Dear. Ms. Howell,
You wrote a really good story here but had to fling in so many dinnae, cannae, willnae, lassies that my head was spinning from all the faux Scots. DIALECT WARNING FOR READERS: If ye nae can stand reading every spoken exchange in Howell’s version of a Highland brogue, ye dinnae want to be reading this book. Aye, for tis full of it, ye ken. But, if you can tolerate this or as in my case, mentally delete most of the dinnae, cannae, shouldnae, weel words, then it’s not a half bad book. And it’s got one hot cover! Plus the hero is a red headed Highlander.
And while the book is chock full of romance and Scottish cliches (heroine is a healer, hero has a beautiful but vain and shallow woman in his past, the plot is pretty standard), you still took a few different twists that kept me entertained. I loved the fact that the hero has been a ladies man for years and decides it’s better that his heroine knows about this from the beginning. He also believes in her getting her anger about this out in the open rather than letting it fester between them. That bit was very refreshing.
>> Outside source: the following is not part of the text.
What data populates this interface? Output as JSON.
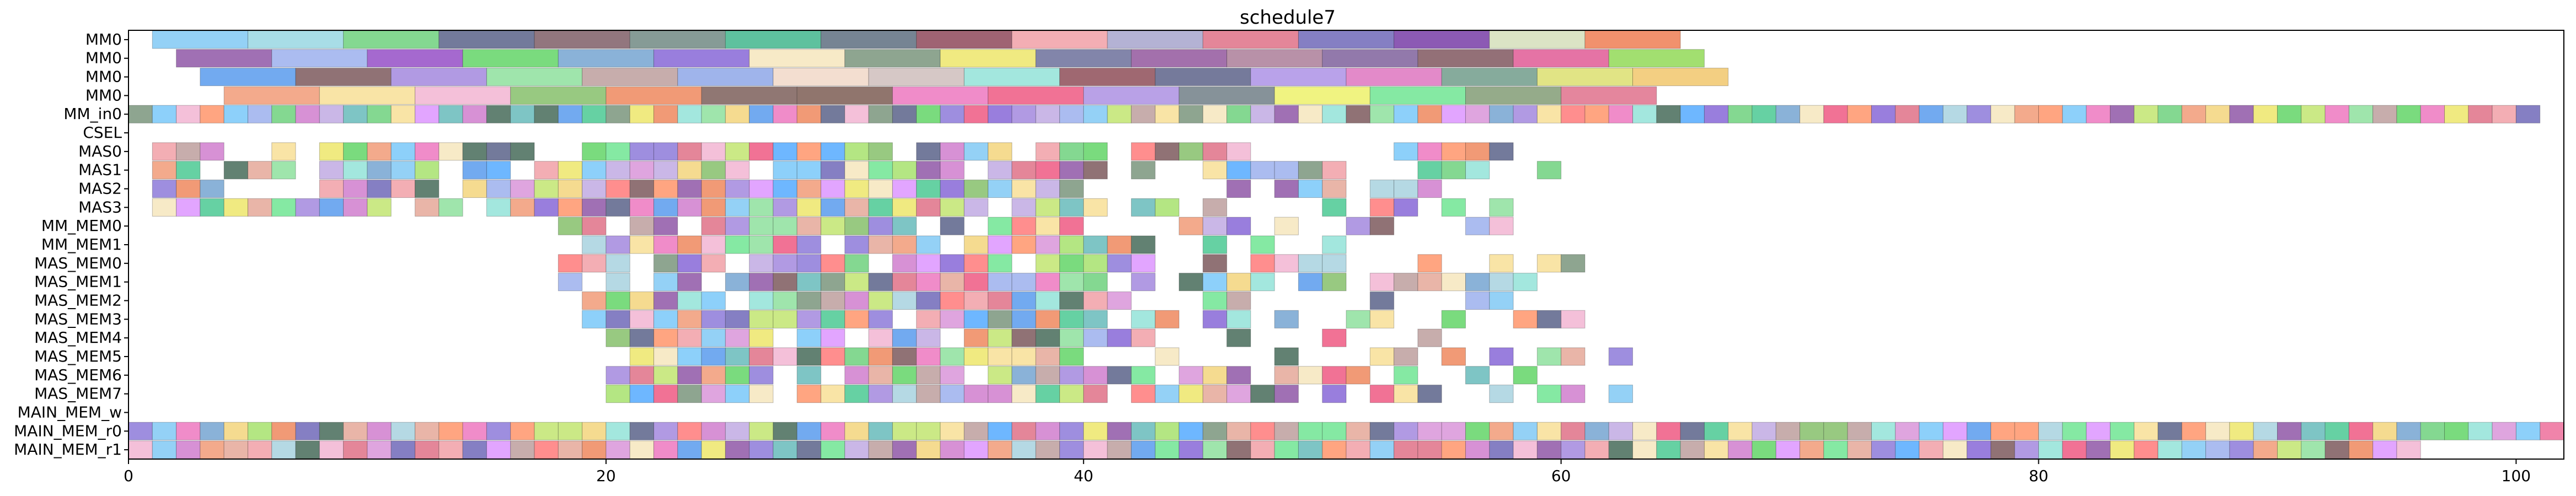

There are also several secondary and tertiary characters who add color to the book and by golly you manage to put them in the book without having them take over it to rehash their past stories or set up future ones. And from the elaborate family tree at the beginning of the book, I can see you’ve done a ton of earlier stories and still has plenty of braw laddies and wee lassies to write quite a few more. I believe we’re currently on the third generation of some of these families.
I’d agree with the B grade this book got at TRR but after reading the other reviews there, I’m not ready to head out on a backlist hunt just yet. However, this book stands nicely on it’s own.